Landscape Urbanists make the case for an urbanism that is vehicular in its scale yet fundamentally guided by a commitment to environmental restoration. These founding theorists aim at expanding the scope and efficacy of landscape beyond any given site or program, beyond even such urban spatial typologies as parks and streets. In both an homage to the decentralizing forces of natural systems as well as sixty years of postwar sprawl, Landscape Urbanism seems intent on diluting the fundamental distinction between city and country. In other words, from a human settlement point of view, it embraces the Metropolis with its boundlessness and corresponding speed of movement, rather than the City with its spatial limits and diversity of pace.
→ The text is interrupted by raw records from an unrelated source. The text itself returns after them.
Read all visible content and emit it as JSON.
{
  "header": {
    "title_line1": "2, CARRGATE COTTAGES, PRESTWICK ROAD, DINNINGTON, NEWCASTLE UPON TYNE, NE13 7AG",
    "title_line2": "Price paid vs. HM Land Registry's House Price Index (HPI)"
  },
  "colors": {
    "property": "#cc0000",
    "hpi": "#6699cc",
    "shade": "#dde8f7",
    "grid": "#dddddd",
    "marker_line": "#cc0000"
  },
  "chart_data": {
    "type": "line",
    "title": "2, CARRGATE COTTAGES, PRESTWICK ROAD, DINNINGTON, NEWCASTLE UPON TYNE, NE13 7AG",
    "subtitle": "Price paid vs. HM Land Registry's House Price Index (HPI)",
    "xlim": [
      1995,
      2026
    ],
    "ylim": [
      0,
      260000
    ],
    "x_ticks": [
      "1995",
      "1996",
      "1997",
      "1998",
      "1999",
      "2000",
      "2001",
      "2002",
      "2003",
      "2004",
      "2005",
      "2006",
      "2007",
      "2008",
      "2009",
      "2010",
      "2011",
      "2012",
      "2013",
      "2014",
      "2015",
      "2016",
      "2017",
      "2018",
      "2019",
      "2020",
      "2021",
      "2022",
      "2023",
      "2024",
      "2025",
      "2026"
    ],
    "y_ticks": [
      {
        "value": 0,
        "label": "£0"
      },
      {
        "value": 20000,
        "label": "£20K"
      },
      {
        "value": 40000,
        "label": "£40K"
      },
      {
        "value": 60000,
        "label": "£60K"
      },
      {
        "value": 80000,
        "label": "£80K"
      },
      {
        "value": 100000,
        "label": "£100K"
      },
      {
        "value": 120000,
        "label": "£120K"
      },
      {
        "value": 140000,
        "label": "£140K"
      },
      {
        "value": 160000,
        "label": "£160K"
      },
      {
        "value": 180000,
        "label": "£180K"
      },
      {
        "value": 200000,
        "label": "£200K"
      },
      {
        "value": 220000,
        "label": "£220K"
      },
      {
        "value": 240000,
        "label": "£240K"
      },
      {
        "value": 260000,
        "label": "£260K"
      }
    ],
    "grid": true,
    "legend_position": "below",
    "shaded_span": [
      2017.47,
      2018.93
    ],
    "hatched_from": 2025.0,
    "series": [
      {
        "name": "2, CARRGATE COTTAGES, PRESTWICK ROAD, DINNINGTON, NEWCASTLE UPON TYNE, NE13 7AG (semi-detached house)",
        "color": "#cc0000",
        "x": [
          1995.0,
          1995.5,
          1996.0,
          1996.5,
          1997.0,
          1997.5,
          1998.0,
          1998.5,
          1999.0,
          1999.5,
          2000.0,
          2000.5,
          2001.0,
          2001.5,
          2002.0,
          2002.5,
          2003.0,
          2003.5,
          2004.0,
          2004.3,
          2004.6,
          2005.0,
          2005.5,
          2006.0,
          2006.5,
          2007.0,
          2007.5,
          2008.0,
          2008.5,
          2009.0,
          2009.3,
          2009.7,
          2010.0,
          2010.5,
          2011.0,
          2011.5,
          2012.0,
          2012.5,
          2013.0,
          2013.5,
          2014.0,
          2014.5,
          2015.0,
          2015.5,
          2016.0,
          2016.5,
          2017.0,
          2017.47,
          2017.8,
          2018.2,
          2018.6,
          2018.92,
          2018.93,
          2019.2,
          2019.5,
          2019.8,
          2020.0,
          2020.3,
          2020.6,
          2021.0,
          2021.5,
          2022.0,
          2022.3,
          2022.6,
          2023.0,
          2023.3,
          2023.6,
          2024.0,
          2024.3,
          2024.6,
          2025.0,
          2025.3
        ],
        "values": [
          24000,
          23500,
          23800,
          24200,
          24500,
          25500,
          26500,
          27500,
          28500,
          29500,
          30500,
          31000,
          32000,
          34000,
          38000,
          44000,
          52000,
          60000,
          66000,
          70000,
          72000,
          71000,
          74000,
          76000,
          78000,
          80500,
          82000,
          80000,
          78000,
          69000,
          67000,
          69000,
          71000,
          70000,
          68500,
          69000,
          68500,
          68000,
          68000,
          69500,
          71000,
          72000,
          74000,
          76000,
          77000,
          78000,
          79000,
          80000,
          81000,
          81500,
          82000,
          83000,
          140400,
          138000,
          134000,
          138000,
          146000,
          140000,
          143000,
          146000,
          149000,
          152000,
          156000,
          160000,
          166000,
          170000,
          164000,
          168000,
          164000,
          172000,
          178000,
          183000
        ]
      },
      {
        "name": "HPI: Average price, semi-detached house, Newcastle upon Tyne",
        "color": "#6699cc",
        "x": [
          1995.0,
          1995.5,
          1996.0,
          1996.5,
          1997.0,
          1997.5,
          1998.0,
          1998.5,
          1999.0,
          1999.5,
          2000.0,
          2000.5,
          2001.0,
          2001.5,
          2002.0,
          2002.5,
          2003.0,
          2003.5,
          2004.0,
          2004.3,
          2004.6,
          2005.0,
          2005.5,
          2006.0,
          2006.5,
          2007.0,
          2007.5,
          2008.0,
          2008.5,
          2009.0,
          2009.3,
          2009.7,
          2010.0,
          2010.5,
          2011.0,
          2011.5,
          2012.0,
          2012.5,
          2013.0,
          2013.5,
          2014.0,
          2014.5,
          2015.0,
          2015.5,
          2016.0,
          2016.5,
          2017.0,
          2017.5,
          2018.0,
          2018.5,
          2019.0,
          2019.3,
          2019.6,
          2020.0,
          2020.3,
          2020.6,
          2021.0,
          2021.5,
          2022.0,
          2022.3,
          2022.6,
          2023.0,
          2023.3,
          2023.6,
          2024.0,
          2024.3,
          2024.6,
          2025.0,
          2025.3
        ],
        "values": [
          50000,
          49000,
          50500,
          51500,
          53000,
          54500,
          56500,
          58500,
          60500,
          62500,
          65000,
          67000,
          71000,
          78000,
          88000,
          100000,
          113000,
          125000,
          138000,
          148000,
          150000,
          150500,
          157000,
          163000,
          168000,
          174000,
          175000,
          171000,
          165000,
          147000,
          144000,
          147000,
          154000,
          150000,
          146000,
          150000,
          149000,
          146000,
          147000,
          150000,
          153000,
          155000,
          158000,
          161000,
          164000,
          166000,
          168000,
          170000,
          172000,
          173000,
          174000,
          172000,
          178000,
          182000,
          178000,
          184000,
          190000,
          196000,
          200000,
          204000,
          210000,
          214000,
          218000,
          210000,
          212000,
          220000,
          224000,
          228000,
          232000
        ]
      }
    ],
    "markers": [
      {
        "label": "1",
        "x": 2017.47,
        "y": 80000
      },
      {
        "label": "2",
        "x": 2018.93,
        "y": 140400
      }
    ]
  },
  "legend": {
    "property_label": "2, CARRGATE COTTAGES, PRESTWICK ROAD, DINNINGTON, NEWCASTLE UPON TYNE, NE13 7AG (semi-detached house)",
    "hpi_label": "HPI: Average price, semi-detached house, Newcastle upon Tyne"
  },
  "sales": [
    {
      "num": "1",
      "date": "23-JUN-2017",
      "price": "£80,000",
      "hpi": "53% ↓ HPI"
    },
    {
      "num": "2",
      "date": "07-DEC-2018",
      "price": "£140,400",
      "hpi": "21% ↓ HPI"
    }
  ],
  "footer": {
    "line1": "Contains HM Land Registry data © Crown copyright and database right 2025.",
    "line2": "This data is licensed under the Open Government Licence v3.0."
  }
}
New Urbanists consider the past two generations of planning as an aberration, representing something of a self-imposed collective amnesia rather than a permanent change to the cultural episteme. Rather than representing the forces of modernity, they view the past half-century of planning in terms of the dominating influence of Euclidean zoning and traffic engineering, nothing more culturally significant than that. In fact, they would argue, traditional, pre-war urbanism has proven to be far more resilient in the marketplace than any other model precisely because of its continued cultural relevance. In contrast to Landscape Urbanism, they argue for an urbanism that is spatially and temporally defined.
New Urbanists make the case that pedestrian-scaled urbanism can help restore a sense of community. In both its opposition to the decentralizing forces of postwar sprawl and its recognition of the problems emanating from real estate development practices, New Urbanism aims to restore the fundamental distinction between city and country. This translates to an explicit embrace of a distinct typology that recognizes the neighborhood, the town, and, most significantly, the City.
Viewed according to this dichotomy, the words “metropolis” and “city” are not used here simply as terms denoting different scales of urban habitation. The term “metropolis” is not meant to connote an excessively large and sprawling urban mass, nor even a collection of cities and suburbs. Rather the Metropolis and the City represent different speeds of habitation, where different sizes and scales of urbanism are utilized. While the City is composed of neighborhoods defined in size by the pace of a pedestrian, bound together by corridors — the Metropolis is characterized as much by the corridors themselves, i.e., the green, grey, or brown swaths of land that connect neighborhoods and districts to one another, defined more by the pace of the automobile.
Neal Payton is a Principal with the architecture firm Torti Gallas and Partners, Inc, which has taken the lead on many progressive developments not limited to one of Damien’s favorite all-time Park(ing) Day spaces.